Recipe 3: CloudNativePG Cluster

# CNPG Cluster resource
apiVersion: postgresql.cnpg.io/v1
kind: Cluster
metadata:
  name: pg-prod
spec:
  instances: 3
  imageName: ghcr.io/cloudnative-pg/postgresql:16.4
  primaryUpdateStrategy: unsupervised
  postgresql:
    parameters:
      shared_buffers: "8GB"
      max_connections: "200"
      wal_log_hints: "on"
    synchronous:
      method: any
      number: 1
  bootstrap:
    initdb:
      database: app
      owner: app
  storage:
    size: 100Gi
    storageClass: fast-ssd
  monitoring:
    enablePodMonitor: true
  backup:
    barmanObjectStore:
      destinationPath: "s3://my-pg-backups/prod"
      s3Credentials:
        accessKeyId:
          name: backup-creds
          key: ACCESS_KEY_ID
        secretAccessKey:
          name: backup-creds
          key: SECRET_ACCESS_KEY

CNPG handles: leader election (K8s API as DCS), pod fencing (StatefulSet ordering), Service updates (-rw for primary, -ro for replicas, -r for any), backup scheduling (Barman), monitoring (Prometheus scrape).

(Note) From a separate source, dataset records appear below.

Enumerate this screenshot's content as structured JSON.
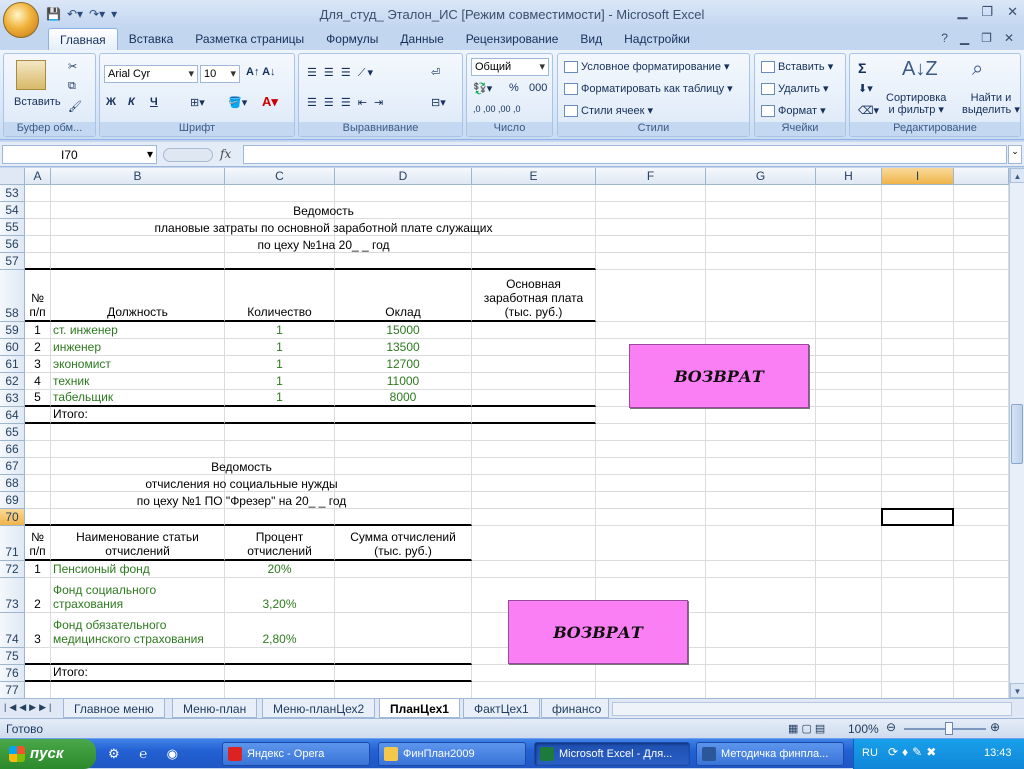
{
  "window": {
    "title": "Для_студ_ Эталон_ИС  [Режим совместимости] - Microsoft Excel"
  },
  "ribbon_tabs": [
    "Главная",
    "Вставка",
    "Разметка страницы",
    "Формулы",
    "Данные",
    "Рецензирование",
    "Вид",
    "Надстройки"
  ],
  "ribbon": {
    "clipboard": {
      "paste": "Вставить",
      "label": "Буфер обм..."
    },
    "font": {
      "name": "Arial Cyr",
      "size": "10",
      "bold": "Ж",
      "italic": "К",
      "underline": "Ч",
      "label": "Шрифт"
    },
    "alignment": {
      "label": "Выравнивание"
    },
    "number": {
      "format": "Общий",
      "percent": "%",
      "thousands": "000",
      "label": "Число"
    },
    "styles": {
      "conditional": "Условное форматирование",
      "format_table": "Форматировать как таблицу",
      "cell_styles": "Стили ячеек",
      "label": "Стили"
    },
    "cells": {
      "insert": "Вставить",
      "delete": "Удалить",
      "format": "Формат",
      "label": "Ячейки"
    },
    "editing": {
      "sum": "Σ",
      "sort1": "Сортировка",
      "sort2": "и фильтр",
      "find1": "Найти и",
      "find2": "выделить",
      "label": "Редактирование"
    }
  },
  "formula_bar": {
    "name_box": "I70",
    "fx": "fx",
    "formula": ""
  },
  "columns": [
    {
      "name": "A",
      "w": 26
    },
    {
      "name": "B",
      "w": 174
    },
    {
      "name": "C",
      "w": 110
    },
    {
      "name": "D",
      "w": 137
    },
    {
      "name": "E",
      "w": 124
    },
    {
      "name": "F",
      "w": 110
    },
    {
      "name": "G",
      "w": 110
    },
    {
      "name": "H",
      "w": 66
    },
    {
      "name": "I",
      "w": 72
    }
  ],
  "selected_column": "I",
  "selected_row": "70",
  "rows": [
    {
      "n": "53",
      "h": 17
    },
    {
      "n": "54",
      "h": 17,
      "span": {
        "text": "Ведомость"
      }
    },
    {
      "n": "55",
      "h": 17,
      "span": {
        "text": "плановые затраты по основной заработной плате служащих"
      }
    },
    {
      "n": "56",
      "h": 17,
      "span": {
        "text": "по цеху №1на 20_ _ год"
      }
    },
    {
      "n": "57",
      "h": 17,
      "bb": true
    },
    {
      "n": "58",
      "h": 52,
      "hdr": true,
      "cells": {
        "A": "№ п/п",
        "B": "Должность",
        "C": "Количество",
        "D": "Оклад",
        "E": "Основная заработная плата (тыс. руб.)"
      }
    },
    {
      "n": "59",
      "h": 17,
      "cells": {
        "A": "1",
        "B": "ст. инженер",
        "C": "1",
        "D": "15000"
      }
    },
    {
      "n": "60",
      "h": 17,
      "cells": {
        "A": "2",
        "B": "инженер",
        "C": "1",
        "D": "13500"
      }
    },
    {
      "n": "61",
      "h": 17,
      "cells": {
        "A": "3",
        "B": "экономист",
        "C": "1",
        "D": "12700"
      }
    },
    {
      "n": "62",
      "h": 17,
      "cells": {
        "A": "4",
        "B": "техник",
        "C": "1",
        "D": "11000"
      }
    },
    {
      "n": "63",
      "h": 17,
      "cells": {
        "A": "5",
        "B": "табельщик",
        "C": "1",
        "D": "8000"
      },
      "bb": true
    },
    {
      "n": "64",
      "h": 17,
      "cells": {
        "B": "Итого:"
      },
      "bb": true
    },
    {
      "n": "65",
      "h": 17
    },
    {
      "n": "66",
      "h": 17
    },
    {
      "n": "67",
      "h": 17,
      "span": {
        "text": "Ведомость"
      }
    },
    {
      "n": "68",
      "h": 17,
      "span": {
        "text": "отчисления но социальные нужды"
      }
    },
    {
      "n": "69",
      "h": 17,
      "span": {
        "text": "по цеху №1 ПО \"Фрезер\" на 20_ _ год"
      }
    },
    {
      "n": "70",
      "h": 17,
      "bb2": true
    },
    {
      "n": "71",
      "h": 35,
      "hdr2": true,
      "cells": {
        "A": "№ п/п",
        "B": "Наименование статьи отчислений",
        "C": "Процент отчислений",
        "D": "Сумма отчислений (тыс. руб.)"
      }
    },
    {
      "n": "72",
      "h": 17,
      "cells": {
        "A": "1",
        "B": "Пенсионый фонд",
        "C": "20%"
      }
    },
    {
      "n": "73",
      "h": 35,
      "cells": {
        "A": "2",
        "B": "Фонд социального страхования",
        "C": "3,20%"
      }
    },
    {
      "n": "74",
      "h": 35,
      "cells": {
        "A": "3",
        "B": "Фонд обязательного медицинского страхования",
        "C": "2,80%"
      }
    },
    {
      "n": "75",
      "h": 17,
      "bb2": true
    },
    {
      "n": "76",
      "h": 17,
      "cells": {
        "B": "Итого:"
      },
      "bb2": true
    },
    {
      "n": "77",
      "h": 17
    }
  ],
  "macro_buttons": [
    "ВОЗВРАТ",
    "ВОЗВРАТ"
  ],
  "sheet_tabs": [
    "Главное меню",
    "Меню-план",
    "Меню-планЦех2",
    "ПланЦех1",
    "ФактЦех1",
    "финансо"
  ],
  "active_sheet": "ПланЦех1",
  "status": {
    "ready": "Готово",
    "zoom": "100%"
  },
  "taskbar": {
    "start": "пуск",
    "items": [
      "Яндекс - Opera",
      "ФинПлан2009",
      "Microsoft Excel - Для...",
      "Методичка финпла..."
    ],
    "lang": "RU",
    "time": "13:43"
  }
}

Recipe 4: Detect Split-Brain

Two PG instances both running with pg_is_in_recovery() = false is the canonical signal.

-- Run from outside the cluster against each node
SELECT
    inet_server_addr() AS node_ip,
    pg_is_in_recovery() AS is_replica,
    pg_last_wal_replay_lsn() AS replay_lsn,
    pg_current_wal_lsn() AS write_lsn,    -- non-null only on primary
    current_timestamp;

Two nodes with is_replica = false simultaneously = split-brain. Immediate action: stop the older-WAL-position one. Plan for data divergence reconciliation manually.

Recipe 5: Controlled Switchover (Patroni)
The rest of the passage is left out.